Wheat Pete's Word, April 24: SOS, spring ruts, dandelion control, salvaging beans, and P and K in straw

Episodes:

Every week should be soil week, but this week especially as we mark National Soil Conservation week. Wheat Pete’s Word host Peter Johnson challenges listeners to think differently about soil in this week’s edition — at a minimum, stay off the darn fields while they’re wet, and feed that soil some residue!

Also this week, the early-growing weeds are starting their sprint to flower, and seeing as we can’t get to the fields right away, now is the time to plan your attack. Listen for that, plus what you can do with overwintered soybeans and what straw is really worth.

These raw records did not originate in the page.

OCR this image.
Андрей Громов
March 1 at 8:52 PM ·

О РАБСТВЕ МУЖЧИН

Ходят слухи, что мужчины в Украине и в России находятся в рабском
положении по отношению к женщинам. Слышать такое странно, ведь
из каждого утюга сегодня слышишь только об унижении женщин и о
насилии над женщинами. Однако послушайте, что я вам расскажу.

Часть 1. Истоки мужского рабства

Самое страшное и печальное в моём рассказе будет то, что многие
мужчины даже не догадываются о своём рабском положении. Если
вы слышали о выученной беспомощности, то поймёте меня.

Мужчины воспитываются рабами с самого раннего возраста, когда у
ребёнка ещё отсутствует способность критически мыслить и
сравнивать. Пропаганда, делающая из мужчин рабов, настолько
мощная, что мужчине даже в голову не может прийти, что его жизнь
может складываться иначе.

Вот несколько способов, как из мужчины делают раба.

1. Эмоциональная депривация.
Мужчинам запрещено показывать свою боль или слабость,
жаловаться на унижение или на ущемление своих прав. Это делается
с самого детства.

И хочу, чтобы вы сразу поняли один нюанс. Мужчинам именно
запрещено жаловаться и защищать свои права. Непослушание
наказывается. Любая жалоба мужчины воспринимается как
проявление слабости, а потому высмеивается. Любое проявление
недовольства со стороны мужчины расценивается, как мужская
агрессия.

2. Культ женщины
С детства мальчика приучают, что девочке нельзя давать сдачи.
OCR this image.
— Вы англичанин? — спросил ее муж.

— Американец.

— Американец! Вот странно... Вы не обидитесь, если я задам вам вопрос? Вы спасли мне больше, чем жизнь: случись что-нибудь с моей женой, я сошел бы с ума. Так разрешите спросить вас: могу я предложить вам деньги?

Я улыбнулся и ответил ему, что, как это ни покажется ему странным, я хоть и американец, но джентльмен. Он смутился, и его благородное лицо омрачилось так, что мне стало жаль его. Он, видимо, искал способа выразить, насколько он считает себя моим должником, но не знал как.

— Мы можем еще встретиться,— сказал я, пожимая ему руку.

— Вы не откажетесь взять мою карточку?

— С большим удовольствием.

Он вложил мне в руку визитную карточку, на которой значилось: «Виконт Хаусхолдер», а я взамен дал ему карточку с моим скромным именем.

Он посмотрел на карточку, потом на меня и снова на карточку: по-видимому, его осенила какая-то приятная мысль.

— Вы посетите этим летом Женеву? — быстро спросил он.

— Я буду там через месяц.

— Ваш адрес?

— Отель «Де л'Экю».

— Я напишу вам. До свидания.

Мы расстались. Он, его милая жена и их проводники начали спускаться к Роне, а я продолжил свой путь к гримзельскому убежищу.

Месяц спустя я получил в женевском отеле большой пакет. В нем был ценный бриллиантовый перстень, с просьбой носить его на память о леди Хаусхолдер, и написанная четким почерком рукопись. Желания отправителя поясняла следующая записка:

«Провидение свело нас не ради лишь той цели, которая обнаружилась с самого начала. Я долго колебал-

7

Have a question you’d like Johnson to address? Or some yield results to send in? Disagree with something he’s said? Leave him a message at 1-844-540-2014, send him a tweet (@wheatpete), or email him at [email protected]

Summary

  • It’s national soil conservation week/Earth week — every week should be soil week! Watch your fence row for wheat survival — if the wheat is doing well there, or better than the rest of the field it’s not wheat’s fault it’s not growing. You can improve drainage and organic matter. It was there before.
  • Building soil is for the long term, and necessary for a future. Challenge yourself to think long-term and change one thing
  • It’s damp…ok, it’s wet. 50-85 mm of rain over a few days in parts of Ontario has left fields wet. We’re seeing spring harvested corn, and that leaves huge ruts….wait a minute, you waited this long and now you’re going to make ruts? Compaction in the spring doesn’t have the winter to freeze/thaw. They’re worse now.
  • N on wheat, even on lighter ground left ruts, and that’s a head-scratcher, as nothing has been really starving. Be patient on getting on the field.
  • Soybeans left out over winter, do you bother harvesting them? They’re feed, at best.
  • Winter canola, Meghan Moran says the corp at Kent-Essex counties is staring to bolt.
  • Mid-November planted wheat in the Niagara peninsula is just starting to emerge. Why the difference? Growing points and soil temp, y’all. Air temp has been the advantage to the canola crop.
  • Colt’s foot is blooming, which means dandelion is next, and fleabane is coming on strong. Be ready, as dandelion gets real tough to kill once it flowers. Chickweed is in bloom, too. You need the proper coverage and rates or be disappointed with control (for fleabane especially — and watch for resistance)!
  • Dandelion pre-emerge in spring wheat? It’s a different mix than soybean burndown, remember. Because the spring wheat provides some competition. Glyphosate works, but you can add some others, too.
  • Crabgrass on sandy knolls out-competes the alfalfa in the establishment year. One farmer uses Prowl in establishment year and Poast in-crop the next year (alfalfa only) but…
  • Alert! Dr. Peter Sikkema has confirmed Group 1 resistance in some crabgrass types, some are totally resistant to Poast, somewhat resistant to Venture and Assure, but Select will give control.
  • Can I just count stems for making the call on winter wheat? Be cautious on translating advice from a far geographic region — climate conditions matter! Stems on fall tillers will almost always make a head, unlike some areas.
  • October wheat is tillering! September wheat is approaching growth stage 30, with high yield potential, Manipulator timing is growth stage 30 to 31, if you choose to use it, so pay attention.
  • 2 tillers on September wheat, 80 pounds of N, and then 3.25″ rain — is it gone? Not as likely, with our cool temps. It’ll grow, we haven’t had the heat yet. Be patient.
  • STRAW! One listener says on great soil, they get 8,000 pounds of straw on 120 bushel wheat….what a minute, that means you should be able to make more grain (unless you really want the straw, I guess). Variety plays a huge role, check out GoCereals.ca to compare.
  • Cut low, use a flex head, get that straw
  • How much is it worth? Page 113 of Ontario’s Agronomy Guide — P and K in a pound of straw .05/pound, as high as a penny a pound.